Цукаса подошел к нему, без сомнений уселся на пол у его колен и схватился за пояс его спортивных штанов, стягивая их вниз. Соквон уперся руками в его плечи – не надо.
– Нет, – прошептал он, с ощутимым усилием отталкивая Цукасу.
– Так ты сможешь кончить и при этом даже в меня. Других вариантов все равно нет.
– Тогда ничего не надо, я не хочу.
– У нас всегда все только так, как хочешь ты.
– Тебе тоже не понравится сосать.
– Откуда ты знаешь?
– Никому… не нравится. Цукаса, хватит.
Цукаса снял с себя его руки и буквально вытряхнул его из штанов, дернув посильнее.
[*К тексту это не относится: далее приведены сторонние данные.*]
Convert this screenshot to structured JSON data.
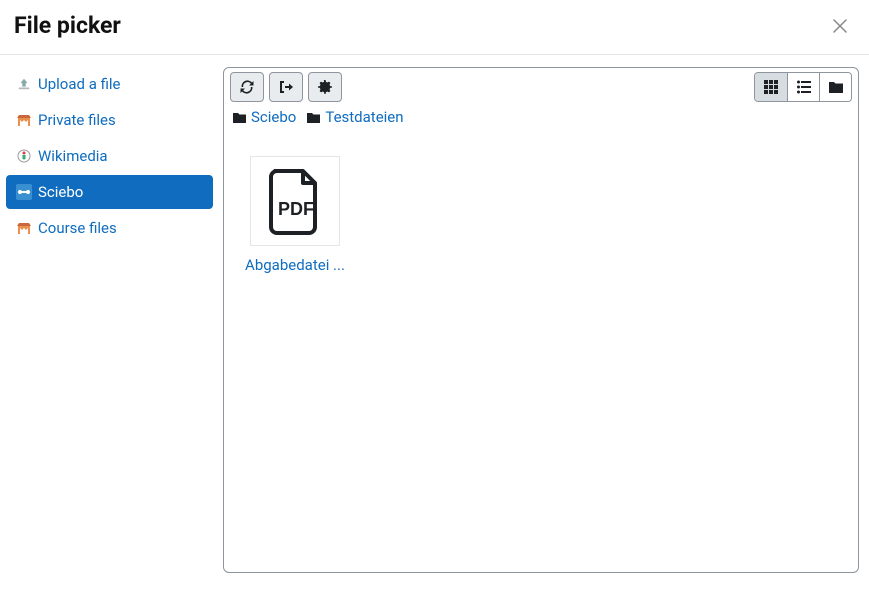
{
  "header": {
    "title": "File picker"
  },
  "repos": [
    {
      "label": "Upload a file",
      "icon": "upload",
      "active": false
    },
    {
      "label": "Private files",
      "icon": "moodle",
      "active": false
    },
    {
      "label": "Wikimedia",
      "icon": "wikimedia",
      "active": false
    },
    {
      "label": "Sciebo",
      "icon": "sciebo",
      "active": true
    },
    {
      "label": "Course files",
      "icon": "moodle",
      "active": false
    }
  ],
  "breadcrumb": [
    {
      "label": "Sciebo"
    },
    {
      "label": "Testdateien"
    }
  ],
  "files": [
    {
      "name": "Abgabedatei ...",
      "type": "pdf"
    }
  ]
}
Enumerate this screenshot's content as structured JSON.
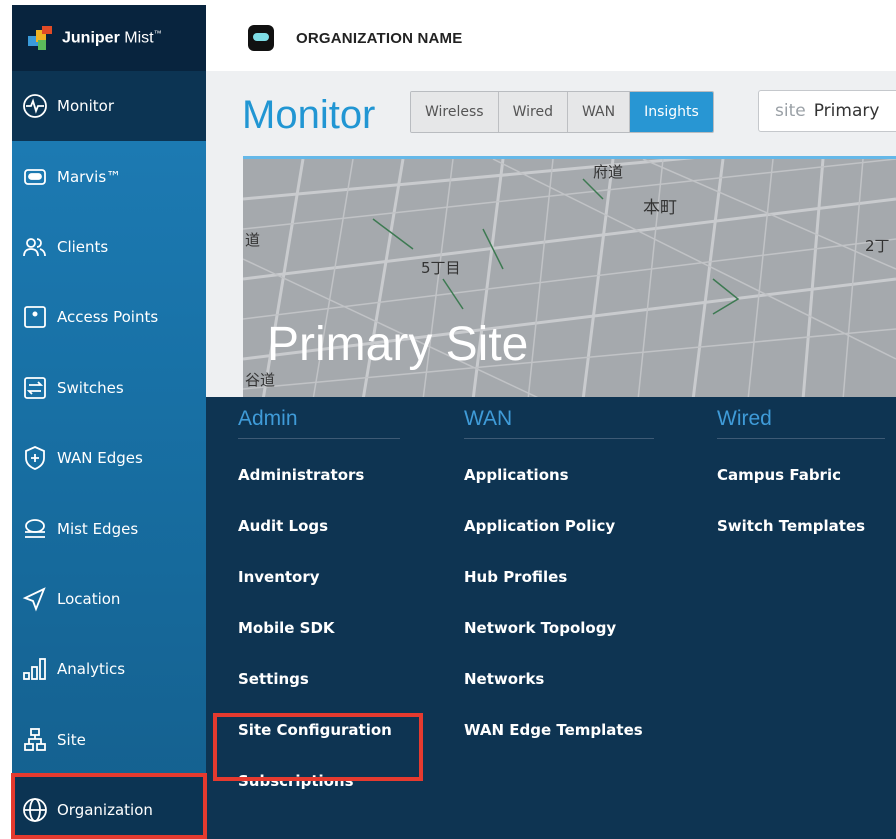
{
  "brand": {
    "name_bold": "Juniper",
    "name_rest": " Mist",
    "tm": "™"
  },
  "org": {
    "name": "ORGANIZATION NAME"
  },
  "sidebar": {
    "items": [
      {
        "label": "Monitor",
        "icon": "pulse-icon"
      },
      {
        "label": "Marvis™",
        "icon": "marvis-icon"
      },
      {
        "label": "Clients",
        "icon": "clients-icon"
      },
      {
        "label": "Access Points",
        "icon": "access-point-icon"
      },
      {
        "label": "Switches",
        "icon": "switch-icon"
      },
      {
        "label": "WAN Edges",
        "icon": "shield-plus-icon"
      },
      {
        "label": "Mist Edges",
        "icon": "mist-edge-icon"
      },
      {
        "label": "Location",
        "icon": "location-arrow-icon"
      },
      {
        "label": "Analytics",
        "icon": "analytics-bars-icon"
      },
      {
        "label": "Site",
        "icon": "site-tree-icon"
      },
      {
        "label": "Organization",
        "icon": "globe-icon"
      }
    ]
  },
  "page": {
    "title": "Monitor",
    "tabs": [
      {
        "label": "Wireless",
        "active": false
      },
      {
        "label": "Wired",
        "active": false
      },
      {
        "label": "WAN",
        "active": false
      },
      {
        "label": "Insights",
        "active": true
      }
    ],
    "site_selector": {
      "key": "site",
      "value": "Primary"
    }
  },
  "map": {
    "site_name": "Primary Site",
    "labels": [
      "本町",
      "5丁目",
      "2丁",
      "道",
      "谷道",
      "府道"
    ]
  },
  "menu": {
    "columns": [
      {
        "heading": "Admin",
        "items": [
          "Administrators",
          "Audit Logs",
          "Inventory",
          "Mobile SDK",
          "Settings",
          "Site Configuration",
          "Subscriptions"
        ]
      },
      {
        "heading": "WAN",
        "items": [
          "Applications",
          "Application Policy",
          "Hub Profiles",
          "Network Topology",
          "Networks",
          "WAN Edge Templates"
        ]
      },
      {
        "heading": "Wired",
        "items": [
          "Campus Fabric",
          "Switch Templates"
        ]
      }
    ]
  },
  "colors": {
    "accent": "#2896d3",
    "highlight": "#e53a2f",
    "menu_bg": "#0e3452"
  }
}
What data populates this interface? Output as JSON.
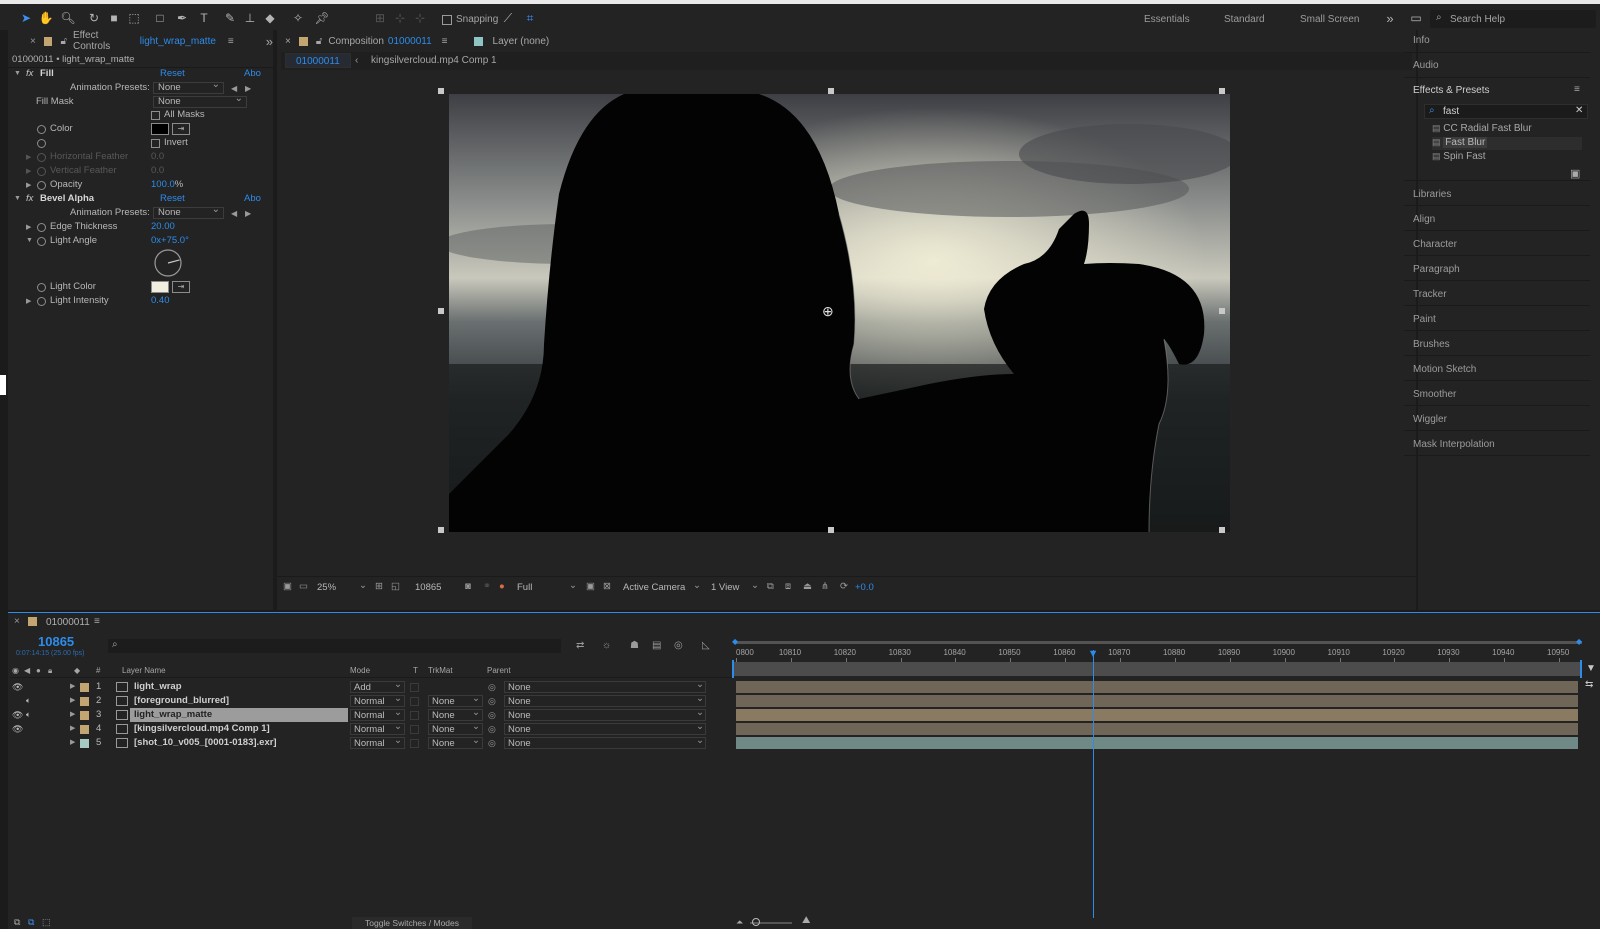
{
  "toolbar": {
    "snapping": "Snapping",
    "workspaces": [
      "Essentials",
      "Standard",
      "Small Screen"
    ],
    "search_placeholder": "Search Help",
    "icons": [
      "selection-tool",
      "hand-tool",
      "zoom-tool",
      "rotate-tool",
      "camera-tool",
      "pan-behind-tool",
      "rectangle-tool",
      "pen-tool",
      "type-tool",
      "brush-tool",
      "clone-stamp-tool",
      "eraser-tool",
      "roto-brush-tool",
      "puppet-pin-tool"
    ]
  },
  "effect_controls": {
    "tab_prefix": "Effect Controls",
    "layer": "light_wrap_matte",
    "breadcrumb": "01000011 • light_wrap_matte",
    "fill": {
      "name": "Fill",
      "reset": "Reset",
      "about": "Abo",
      "animation_presets_label": "Animation Presets:",
      "animation_presets_value": "None",
      "fill_mask_label": "Fill Mask",
      "fill_mask_value": "None",
      "all_masks": "All Masks",
      "color_label": "Color",
      "invert": "Invert",
      "horizontal_feather": "Horizontal Feather",
      "horizontal_feather_value": "0.0",
      "vertical_feather": "Vertical Feather",
      "vertical_feather_value": "0.0",
      "opacity_label": "Opacity",
      "opacity_value": "100.0",
      "opacity_unit": "%",
      "color": "#000000"
    },
    "bevel": {
      "name": "Bevel Alpha",
      "reset": "Reset",
      "about": "Abo",
      "animation_presets_label": "Animation Presets:",
      "animation_presets_value": "None",
      "edge_thickness_label": "Edge Thickness",
      "edge_thickness_value": "20.00",
      "light_angle_label": "Light Angle",
      "light_angle_value": "0x+75.0°",
      "light_angle_deg": 75,
      "light_color_label": "Light Color",
      "light_color": "#f1efdf",
      "light_intensity_label": "Light Intensity",
      "light_intensity_value": "0.40"
    }
  },
  "composition": {
    "tab_prefix": "Composition",
    "name": "01000011",
    "layer_tab": "Layer (none)",
    "breadcrumb_active": "01000011",
    "breadcrumb_item": "kingsilvercloud.mp4 Comp 1",
    "footer": {
      "zoom": "25%",
      "frame": "10865",
      "resolution": "Full",
      "camera": "Active Camera",
      "view": "1 View",
      "exposure": "+0.0"
    }
  },
  "right_panel": {
    "top_items": [
      "Info",
      "Audio"
    ],
    "effects_title": "Effects & Presets",
    "search_value": "fast",
    "results": [
      "CC Radial Fast Blur",
      "Fast Blur",
      "Spin Fast"
    ],
    "selected_result": "Fast Blur",
    "items": [
      "Libraries",
      "Align",
      "Character",
      "Paragraph",
      "Tracker",
      "Paint",
      "Brushes",
      "Motion Sketch",
      "Smoother",
      "Wiggler",
      "Mask Interpolation"
    ]
  },
  "timeline": {
    "tab": "01000011",
    "current_time": "10865",
    "timecode_sub": "0:07:14:15 (25.00 fps)",
    "columns": {
      "num": "#",
      "layer_name": "Layer Name",
      "mode": "Mode",
      "t": "T",
      "trkmat": "TrkMat",
      "parent": "Parent"
    },
    "layers": [
      {
        "num": "1",
        "name": "light_wrap",
        "mode": "Add",
        "trkmat": "",
        "parent": "None",
        "color": "#c2a571",
        "bar_color": "#6f6658",
        "video": true,
        "audio": false
      },
      {
        "num": "2",
        "name": "[foreground_blurred]",
        "mode": "Normal",
        "trkmat": "None",
        "parent": "None",
        "color": "#c2a571",
        "bar_color": "#6f6658",
        "video": false,
        "audio": true
      },
      {
        "num": "3",
        "name": "light_wrap_matte",
        "mode": "Normal",
        "trkmat": "None",
        "parent": "None",
        "color": "#c2a571",
        "bar_color": "#8a7a62",
        "video": true,
        "audio": true
      },
      {
        "num": "4",
        "name": "[kingsilvercloud.mp4 Comp 1]",
        "mode": "Normal",
        "trkmat": "None",
        "parent": "None",
        "color": "#c2a571",
        "bar_color": "#6f6658",
        "video": true,
        "audio": false
      },
      {
        "num": "5",
        "name": "[shot_10_v005_[0001-0183].exr]",
        "mode": "Normal",
        "trkmat": "None",
        "parent": "None",
        "color": "#a6cbc4",
        "bar_color": "#6f8a86",
        "video": false,
        "audio": false
      }
    ],
    "ruler": [
      "0800",
      "10810",
      "10820",
      "10830",
      "10840",
      "10850",
      "10860",
      "10870",
      "10880",
      "10890",
      "10900",
      "10910",
      "10920",
      "10930",
      "10940",
      "10950"
    ],
    "playhead_frame": 10865,
    "ruler_start": 10800,
    "ruler_end": 10952,
    "toggle_label": "Toggle Switches / Modes"
  }
}
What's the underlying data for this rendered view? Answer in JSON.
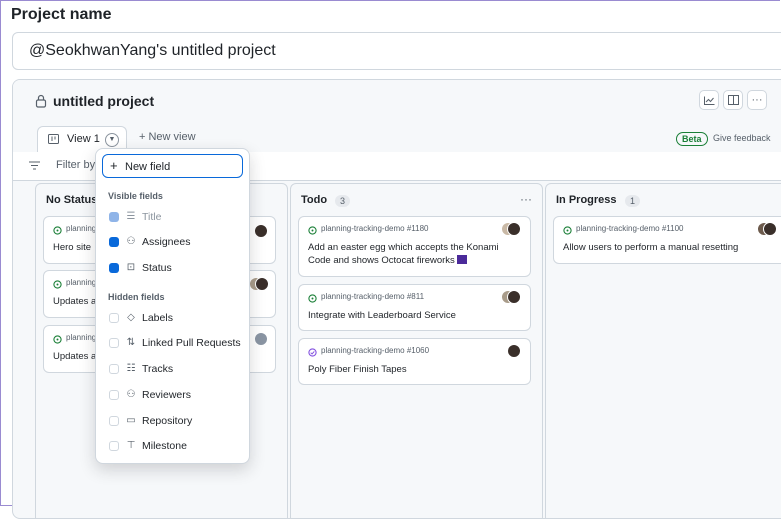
{
  "project": {
    "label": "Project name",
    "name_value": "@SeokhwanYang's untitled project"
  },
  "header": {
    "title": "untitled project",
    "tools": [
      "insights-icon",
      "layout-icon",
      "more-icon"
    ]
  },
  "tabs": {
    "view_label": "View 1",
    "new_view": "+ New view",
    "beta": "Beta",
    "feedback": "Give feedback"
  },
  "filter": {
    "placeholder": "Filter by"
  },
  "columns": [
    {
      "title": "No Status",
      "count": "",
      "items": [
        {
          "ref": "planning-tracking-demo",
          "title": "Hero site"
        },
        {
          "ref": "planning-tracking-demo",
          "title": "Updates a"
        },
        {
          "ref": "planning-tracking-demo",
          "title": "Updates a"
        }
      ]
    },
    {
      "title": "Todo",
      "count": "3",
      "items": [
        {
          "ref": "planning-tracking-demo #1180",
          "title": "Add an easter egg which accepts the Konami Code and shows Octocat fireworks"
        },
        {
          "ref": "planning-tracking-demo #811",
          "title": "Integrate with Leaderboard Service"
        },
        {
          "ref": "planning-tracking-demo #1060",
          "title": "Poly Fiber Finish Tapes"
        }
      ]
    },
    {
      "title": "In Progress",
      "count": "1",
      "items": [
        {
          "ref": "planning-tracking-demo #1100",
          "title": "Allow users to perform a manual resetting"
        }
      ]
    }
  ],
  "menu": {
    "new_field": "New field",
    "visible_heading": "Visible fields",
    "hidden_heading": "Hidden fields",
    "visible": [
      {
        "label": "Title",
        "icon": "title-icon"
      },
      {
        "label": "Assignees",
        "icon": "people-icon"
      },
      {
        "label": "Status",
        "icon": "single-select-icon"
      }
    ],
    "hidden": [
      {
        "label": "Labels",
        "icon": "tag-icon"
      },
      {
        "label": "Linked Pull Requests",
        "icon": "pull-request-icon"
      },
      {
        "label": "Tracks",
        "icon": "tasklist-icon"
      },
      {
        "label": "Reviewers",
        "icon": "people-icon"
      },
      {
        "label": "Repository",
        "icon": "repo-icon"
      },
      {
        "label": "Milestone",
        "icon": "milestone-icon"
      }
    ]
  },
  "colors": {
    "accent": "#0969da",
    "success": "#1a7f37",
    "done": "#8250df",
    "border": "#d0d7de"
  }
}
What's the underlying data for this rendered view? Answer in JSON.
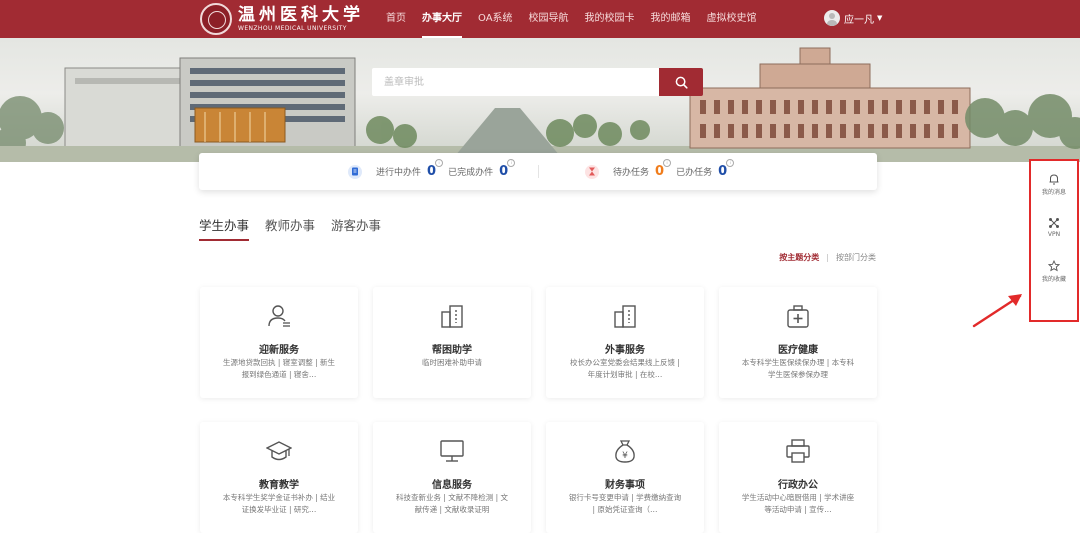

Соквон почти упал на спину, и Цукаса стянул штаны и трусы к его щиколоткам, открывая наполовину вставший член.
– Я сделаю это один раз, потом, даже если тебе понравится и захочется еще, все равно не проси, – предупредил он, осторожно взяв его в руку и наклоняясь к головке.
Член Соквона расстроил и испугал его в первую ночь – Цукаса тогда всерьез подумал, что он просто не влезет внутрь или разорвет его ко всем чертям. Он до сих пор помнил, как сжимался от растяжения пальцами – думал, если даже палец входит так тяжело, то что же будет потом. От двух пальцев стало невыносимо больно, и он с трудом сумел приноровиться к ощущениям. Воспоминания всплывали сами собой – почему-то именно сейчас, когда он собирался заставить Соквона кончить. Той ночью, когда Соквон начал протискиваться в него, Цукаса начал инстинктивно защищаться – сжиматься, отталкивать его и выворачиваться. Ничего, разумеется, не помогло. Было так больно, что он почти отключился – пьяный после вечеринки Соквон тогда двигался размашисто и упруго, с заметным ускорением. Для девственного зада такой темп был просто убийственным.